Impact of Interfacial Disorder and Band Structure on the Resonant Conductance Oscillation in Quantum-Well-Based Magnetic Tunnel Junctions

Abstract

Quantum well (QW) states formed in a double-barrier magnetic tunnel junction (DMTJ) enable the coherent resonant tunneling of electrons. This phenomenon is significant for both the fundamental understanding of quantum transport and the development of advanced functionalities in spintronic devices. Careful engineering of the structural and chemical disorders at the QW/barrier interface is essential to maintain strong electron phase coherence, thereby ensuring reliable conductance oscillations in DMTJ. In this study, we systematically investigate the influence of interfacial disorders and band structure on QW-induced conductance oscillations in epitaxial Fe/MgAlO_x/Fe (QW)/MgAlO_x/Co/Fe DMTJs grown by molecular beam epitaxy. It is found that the amplitude of QW oscillations is reduced to one-third due to chemical disorders caused by the incorporation of 2–4 monolayers of Co at the Fe (QW)/MgAlO_x interface.
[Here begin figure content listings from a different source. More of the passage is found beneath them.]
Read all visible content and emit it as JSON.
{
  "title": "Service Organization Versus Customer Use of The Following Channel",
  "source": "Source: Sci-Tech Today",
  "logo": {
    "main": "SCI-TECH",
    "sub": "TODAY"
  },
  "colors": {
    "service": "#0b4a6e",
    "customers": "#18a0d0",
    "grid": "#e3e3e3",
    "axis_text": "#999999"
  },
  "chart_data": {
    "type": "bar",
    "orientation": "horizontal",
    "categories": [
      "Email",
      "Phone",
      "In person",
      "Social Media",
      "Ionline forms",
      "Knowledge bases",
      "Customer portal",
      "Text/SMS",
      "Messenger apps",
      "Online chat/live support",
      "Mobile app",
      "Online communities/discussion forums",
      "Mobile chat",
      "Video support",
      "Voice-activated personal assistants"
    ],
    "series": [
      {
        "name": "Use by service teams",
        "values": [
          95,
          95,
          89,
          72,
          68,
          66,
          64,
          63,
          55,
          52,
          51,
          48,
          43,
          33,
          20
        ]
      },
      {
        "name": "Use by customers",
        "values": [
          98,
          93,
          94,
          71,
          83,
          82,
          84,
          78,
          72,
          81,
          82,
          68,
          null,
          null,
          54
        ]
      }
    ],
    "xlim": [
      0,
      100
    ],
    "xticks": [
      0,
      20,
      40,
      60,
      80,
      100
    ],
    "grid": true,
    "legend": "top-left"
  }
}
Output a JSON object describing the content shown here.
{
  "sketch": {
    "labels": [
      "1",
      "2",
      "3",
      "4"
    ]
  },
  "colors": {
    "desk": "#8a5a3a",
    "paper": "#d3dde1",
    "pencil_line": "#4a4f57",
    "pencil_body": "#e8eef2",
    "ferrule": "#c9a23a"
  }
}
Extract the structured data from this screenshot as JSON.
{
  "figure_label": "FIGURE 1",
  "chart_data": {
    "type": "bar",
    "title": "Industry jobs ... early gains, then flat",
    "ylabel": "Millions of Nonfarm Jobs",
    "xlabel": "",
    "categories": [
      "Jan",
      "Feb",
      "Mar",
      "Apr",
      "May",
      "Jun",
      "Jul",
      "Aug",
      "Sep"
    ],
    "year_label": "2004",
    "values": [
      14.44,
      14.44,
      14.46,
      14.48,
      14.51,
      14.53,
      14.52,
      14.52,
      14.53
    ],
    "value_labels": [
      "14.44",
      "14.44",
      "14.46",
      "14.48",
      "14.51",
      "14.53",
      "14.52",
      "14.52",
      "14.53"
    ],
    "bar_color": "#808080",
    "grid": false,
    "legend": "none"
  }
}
In contrast, structural disorder induced by the incorporation of a single Fe monolayer completely suppresses the oscillations. In addition, the QW oscillation depends on the available majority Δ₁ states of the injecting electrons at the Fermi level (E_F) with k_// = 0 from the upper electrode. Replacing the Fe upper electrode with Fe₄N, which lacks a majority of Δ₁ states at E_F, significantly reduces the oscillation amplitude. Instead, using the bcc Co upper electrode, which possesses majority Δ₁ states, results in no change in QW oscillation. Our findings highlight the critical role of interfacial disorder and band structure in QW-induced conductance oscillations, advancing the development of spin-dependent quantum resonant tunneling applications.